In service of making her dreams for the future more palpable to others, Guevara currently co-operates 956 Radical Library. Responding to the ever-increasing censorship in the state and its narrowly focused primary education curriculum, 956 Radical Library is an education hub stocked with books one might not encounter otherwise. Supported by the Mellon Foundation, the library’s volumes focus on Indigenous, Mexican-American, and Black history; social justice; and other topics banned from Texas public libraries and schools. Intended as a welcoming space for collective learning and unlearning, Guevara and her many collaborators host book clubs, discussion groups, and gardening instruction onsite.
“Spaces like the 956 Radical Library are important because we need access to our stories so we can claim our identities and care for our land,” Guevara declares. “We deserve books and education that isn’t indoctrination. I grew up inundated with this public messaging around immigrating ‘the right way,’ about industry being good for us, and a lot of other classist things from local politicians just using their platform to make themselves rich. It brainwashes people when you don’t hear anything else, and it manufactures consent.”

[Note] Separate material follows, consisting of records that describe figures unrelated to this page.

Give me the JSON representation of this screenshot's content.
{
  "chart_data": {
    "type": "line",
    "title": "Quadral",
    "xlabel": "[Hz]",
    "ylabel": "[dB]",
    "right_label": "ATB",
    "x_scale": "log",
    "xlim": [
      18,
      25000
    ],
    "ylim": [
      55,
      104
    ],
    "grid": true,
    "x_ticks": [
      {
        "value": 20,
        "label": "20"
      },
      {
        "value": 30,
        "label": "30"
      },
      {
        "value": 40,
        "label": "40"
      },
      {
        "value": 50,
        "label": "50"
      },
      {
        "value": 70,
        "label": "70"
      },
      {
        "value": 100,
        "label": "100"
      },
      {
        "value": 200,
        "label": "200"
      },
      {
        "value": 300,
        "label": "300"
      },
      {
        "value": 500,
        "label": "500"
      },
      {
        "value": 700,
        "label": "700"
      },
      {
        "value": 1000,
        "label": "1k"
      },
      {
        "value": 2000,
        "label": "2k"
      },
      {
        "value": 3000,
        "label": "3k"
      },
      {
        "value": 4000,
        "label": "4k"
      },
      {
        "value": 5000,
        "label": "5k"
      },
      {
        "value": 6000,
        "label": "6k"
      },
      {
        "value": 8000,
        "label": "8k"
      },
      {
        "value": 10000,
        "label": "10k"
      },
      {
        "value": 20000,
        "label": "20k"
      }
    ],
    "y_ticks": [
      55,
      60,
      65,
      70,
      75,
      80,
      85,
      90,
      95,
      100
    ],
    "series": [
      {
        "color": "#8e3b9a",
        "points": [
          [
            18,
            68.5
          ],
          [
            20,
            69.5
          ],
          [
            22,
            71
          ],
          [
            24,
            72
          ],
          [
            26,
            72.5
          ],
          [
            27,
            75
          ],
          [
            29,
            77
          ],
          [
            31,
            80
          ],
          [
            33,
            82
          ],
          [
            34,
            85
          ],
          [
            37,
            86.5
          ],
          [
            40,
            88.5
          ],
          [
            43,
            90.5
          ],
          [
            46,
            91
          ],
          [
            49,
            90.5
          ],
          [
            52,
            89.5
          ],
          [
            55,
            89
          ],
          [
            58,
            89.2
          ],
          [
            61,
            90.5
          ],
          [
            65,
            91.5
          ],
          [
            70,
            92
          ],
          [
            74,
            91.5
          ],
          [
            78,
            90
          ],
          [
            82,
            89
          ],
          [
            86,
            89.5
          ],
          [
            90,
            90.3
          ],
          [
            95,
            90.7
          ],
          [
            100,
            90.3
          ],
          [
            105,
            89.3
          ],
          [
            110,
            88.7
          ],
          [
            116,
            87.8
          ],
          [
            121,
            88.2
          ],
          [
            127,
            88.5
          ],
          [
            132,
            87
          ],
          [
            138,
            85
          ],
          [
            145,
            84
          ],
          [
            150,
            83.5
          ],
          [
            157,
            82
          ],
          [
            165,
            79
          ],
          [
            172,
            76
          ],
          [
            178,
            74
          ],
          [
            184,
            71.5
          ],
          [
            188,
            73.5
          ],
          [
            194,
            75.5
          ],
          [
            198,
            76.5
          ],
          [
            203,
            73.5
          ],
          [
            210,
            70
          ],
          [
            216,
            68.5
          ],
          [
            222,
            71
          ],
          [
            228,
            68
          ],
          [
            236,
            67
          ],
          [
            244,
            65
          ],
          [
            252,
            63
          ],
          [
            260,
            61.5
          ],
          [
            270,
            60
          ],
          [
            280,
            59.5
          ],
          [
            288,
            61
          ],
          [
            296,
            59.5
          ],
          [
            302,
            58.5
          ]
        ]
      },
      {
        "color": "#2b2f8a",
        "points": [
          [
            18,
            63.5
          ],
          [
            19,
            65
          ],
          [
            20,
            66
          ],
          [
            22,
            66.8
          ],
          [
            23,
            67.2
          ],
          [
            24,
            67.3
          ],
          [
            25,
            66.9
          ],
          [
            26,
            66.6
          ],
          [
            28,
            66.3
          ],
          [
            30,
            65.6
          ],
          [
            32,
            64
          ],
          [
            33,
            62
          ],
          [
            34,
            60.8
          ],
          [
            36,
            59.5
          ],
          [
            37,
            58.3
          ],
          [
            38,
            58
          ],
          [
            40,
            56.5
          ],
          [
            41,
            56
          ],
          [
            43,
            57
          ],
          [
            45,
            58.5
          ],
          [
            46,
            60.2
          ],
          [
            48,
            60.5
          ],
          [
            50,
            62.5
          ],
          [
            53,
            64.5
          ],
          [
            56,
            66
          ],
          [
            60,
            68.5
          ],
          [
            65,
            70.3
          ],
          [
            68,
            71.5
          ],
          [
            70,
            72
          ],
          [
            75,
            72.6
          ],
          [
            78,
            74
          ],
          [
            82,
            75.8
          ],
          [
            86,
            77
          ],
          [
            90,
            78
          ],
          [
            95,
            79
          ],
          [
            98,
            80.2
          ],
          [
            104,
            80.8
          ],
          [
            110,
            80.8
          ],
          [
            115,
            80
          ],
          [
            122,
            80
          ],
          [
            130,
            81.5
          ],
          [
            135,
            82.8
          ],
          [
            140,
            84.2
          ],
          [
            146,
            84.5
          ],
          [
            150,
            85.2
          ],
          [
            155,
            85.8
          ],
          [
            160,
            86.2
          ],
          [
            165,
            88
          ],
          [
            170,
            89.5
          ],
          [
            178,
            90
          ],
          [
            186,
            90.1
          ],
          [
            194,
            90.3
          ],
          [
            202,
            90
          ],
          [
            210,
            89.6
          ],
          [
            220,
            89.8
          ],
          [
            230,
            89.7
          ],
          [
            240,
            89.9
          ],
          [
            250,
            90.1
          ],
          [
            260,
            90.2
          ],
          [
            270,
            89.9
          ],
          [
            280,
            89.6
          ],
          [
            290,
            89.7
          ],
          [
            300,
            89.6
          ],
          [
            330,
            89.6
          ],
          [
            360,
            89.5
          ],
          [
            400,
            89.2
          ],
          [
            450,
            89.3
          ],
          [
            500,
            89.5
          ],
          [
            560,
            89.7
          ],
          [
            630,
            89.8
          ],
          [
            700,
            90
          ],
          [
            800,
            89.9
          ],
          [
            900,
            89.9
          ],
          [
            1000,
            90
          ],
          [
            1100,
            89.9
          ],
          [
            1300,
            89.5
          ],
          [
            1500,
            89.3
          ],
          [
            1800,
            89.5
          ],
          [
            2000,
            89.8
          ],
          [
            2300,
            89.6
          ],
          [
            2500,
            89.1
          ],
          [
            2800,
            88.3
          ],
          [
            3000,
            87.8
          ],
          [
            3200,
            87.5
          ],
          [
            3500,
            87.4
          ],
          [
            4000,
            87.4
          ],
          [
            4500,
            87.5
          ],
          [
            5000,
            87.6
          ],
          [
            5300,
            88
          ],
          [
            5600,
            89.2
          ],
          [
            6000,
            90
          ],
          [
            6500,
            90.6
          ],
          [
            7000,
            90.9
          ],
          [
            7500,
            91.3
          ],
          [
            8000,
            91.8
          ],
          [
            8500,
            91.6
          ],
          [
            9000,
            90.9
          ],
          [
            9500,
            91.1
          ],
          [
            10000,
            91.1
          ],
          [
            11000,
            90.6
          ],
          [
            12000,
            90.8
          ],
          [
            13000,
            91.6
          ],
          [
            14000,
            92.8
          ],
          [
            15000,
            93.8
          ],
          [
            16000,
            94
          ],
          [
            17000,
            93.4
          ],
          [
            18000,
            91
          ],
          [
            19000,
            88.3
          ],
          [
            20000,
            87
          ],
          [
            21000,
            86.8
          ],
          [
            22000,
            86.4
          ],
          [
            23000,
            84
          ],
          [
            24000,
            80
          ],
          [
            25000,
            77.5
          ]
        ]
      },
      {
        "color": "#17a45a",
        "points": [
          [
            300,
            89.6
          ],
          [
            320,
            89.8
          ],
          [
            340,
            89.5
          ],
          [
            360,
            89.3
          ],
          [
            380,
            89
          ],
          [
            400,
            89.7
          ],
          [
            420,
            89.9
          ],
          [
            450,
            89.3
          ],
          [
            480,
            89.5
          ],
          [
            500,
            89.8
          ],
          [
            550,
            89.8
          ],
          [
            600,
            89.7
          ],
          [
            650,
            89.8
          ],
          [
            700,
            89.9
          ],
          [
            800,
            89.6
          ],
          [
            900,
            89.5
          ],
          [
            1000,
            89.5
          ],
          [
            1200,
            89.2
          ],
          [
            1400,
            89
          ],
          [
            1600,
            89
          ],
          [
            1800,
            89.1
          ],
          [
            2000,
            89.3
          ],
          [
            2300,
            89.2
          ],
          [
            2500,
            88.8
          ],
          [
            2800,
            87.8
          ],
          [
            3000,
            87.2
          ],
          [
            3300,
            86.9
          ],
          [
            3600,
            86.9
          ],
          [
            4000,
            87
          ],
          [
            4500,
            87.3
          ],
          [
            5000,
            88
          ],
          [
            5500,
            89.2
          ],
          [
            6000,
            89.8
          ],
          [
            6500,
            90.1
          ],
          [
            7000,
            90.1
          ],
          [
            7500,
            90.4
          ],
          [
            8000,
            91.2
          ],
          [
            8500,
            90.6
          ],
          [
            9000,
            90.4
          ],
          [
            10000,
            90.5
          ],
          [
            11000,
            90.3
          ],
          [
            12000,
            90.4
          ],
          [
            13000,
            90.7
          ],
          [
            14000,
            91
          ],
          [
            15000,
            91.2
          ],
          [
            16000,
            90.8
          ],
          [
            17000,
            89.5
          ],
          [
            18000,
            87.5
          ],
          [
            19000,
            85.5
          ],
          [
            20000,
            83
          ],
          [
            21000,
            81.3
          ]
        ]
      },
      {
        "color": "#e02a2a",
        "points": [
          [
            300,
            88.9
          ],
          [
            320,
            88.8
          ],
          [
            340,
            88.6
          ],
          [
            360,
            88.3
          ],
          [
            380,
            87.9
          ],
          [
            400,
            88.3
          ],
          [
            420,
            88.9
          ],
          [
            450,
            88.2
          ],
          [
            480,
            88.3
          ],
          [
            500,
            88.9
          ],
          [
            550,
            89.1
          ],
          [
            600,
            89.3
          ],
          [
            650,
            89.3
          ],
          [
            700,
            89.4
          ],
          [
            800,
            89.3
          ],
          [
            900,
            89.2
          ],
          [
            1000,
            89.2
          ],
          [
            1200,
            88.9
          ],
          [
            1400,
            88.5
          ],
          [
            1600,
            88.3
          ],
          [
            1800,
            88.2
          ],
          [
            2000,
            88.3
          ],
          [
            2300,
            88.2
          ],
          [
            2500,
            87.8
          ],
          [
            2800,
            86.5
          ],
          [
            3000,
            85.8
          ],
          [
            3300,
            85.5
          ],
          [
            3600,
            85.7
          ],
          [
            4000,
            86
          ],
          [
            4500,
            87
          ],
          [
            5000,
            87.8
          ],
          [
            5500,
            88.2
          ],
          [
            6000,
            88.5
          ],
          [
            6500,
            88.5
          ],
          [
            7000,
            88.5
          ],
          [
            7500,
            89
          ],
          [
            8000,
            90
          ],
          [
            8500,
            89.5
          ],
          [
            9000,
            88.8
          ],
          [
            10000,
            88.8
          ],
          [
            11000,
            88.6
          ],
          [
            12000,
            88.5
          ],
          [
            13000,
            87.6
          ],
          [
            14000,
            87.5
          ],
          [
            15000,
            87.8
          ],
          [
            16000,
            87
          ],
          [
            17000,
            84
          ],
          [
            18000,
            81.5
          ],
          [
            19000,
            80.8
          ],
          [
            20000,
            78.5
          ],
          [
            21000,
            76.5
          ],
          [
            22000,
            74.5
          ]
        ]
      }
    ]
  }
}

To Guevara, the impact of this indoctrination is currently on horrifying display in the recent killing of Alex Pretti by two agents from South Texas. “When we look at ICE killing protestors in Minnesota, we need to look to the borderlands because that type of policing started here,” she says. “I remember growing up seeing Latino border patrol agents, hearing Latino politicians demonize immigrants even when they’re descended from immigrants. People who hate being called ‘Mexican’ unless it's hyphenated with ‘American,’ like ‘Mexican-American’ is a step up. They think they can differentiate themselves through hate, but that’s another false narrative.”
Maintaining her laser focus on the stories we tell ourselves and each other about our place in the world, Guevara is singularly committed to manifesting a future at odds with our current trajectory toward deepening climate crisis, income inequality, police violence, surveillance capitalism, and space colonization. Quite literally envisioning better worlds through her work as an illustrator, she currently spends much of her time penning incendiary comics for local nonprofits and designing a children's book on the first Esto’K Gna Somisek woman with her longtime mentor and tribal chairman, Juan Mancias. She collects oral histories from her mother and grandmother on their youth and life working as street vendors and is writing fiction to share more hopeful, and importantly, possible dreams for the future with others.
“Hay mucho aqui,” she proclaims proudly. “The natural abundance we see all around us is a testament to that, and that’s something I want people to take away from the work I do. My art will never stop being about the South Texas border. Here, immigration rights are environmental rights. It’s all blended together like the river delta, and there’s power in that togetherness. We get to decide what we want with our future here, not billionaire oligarchs.”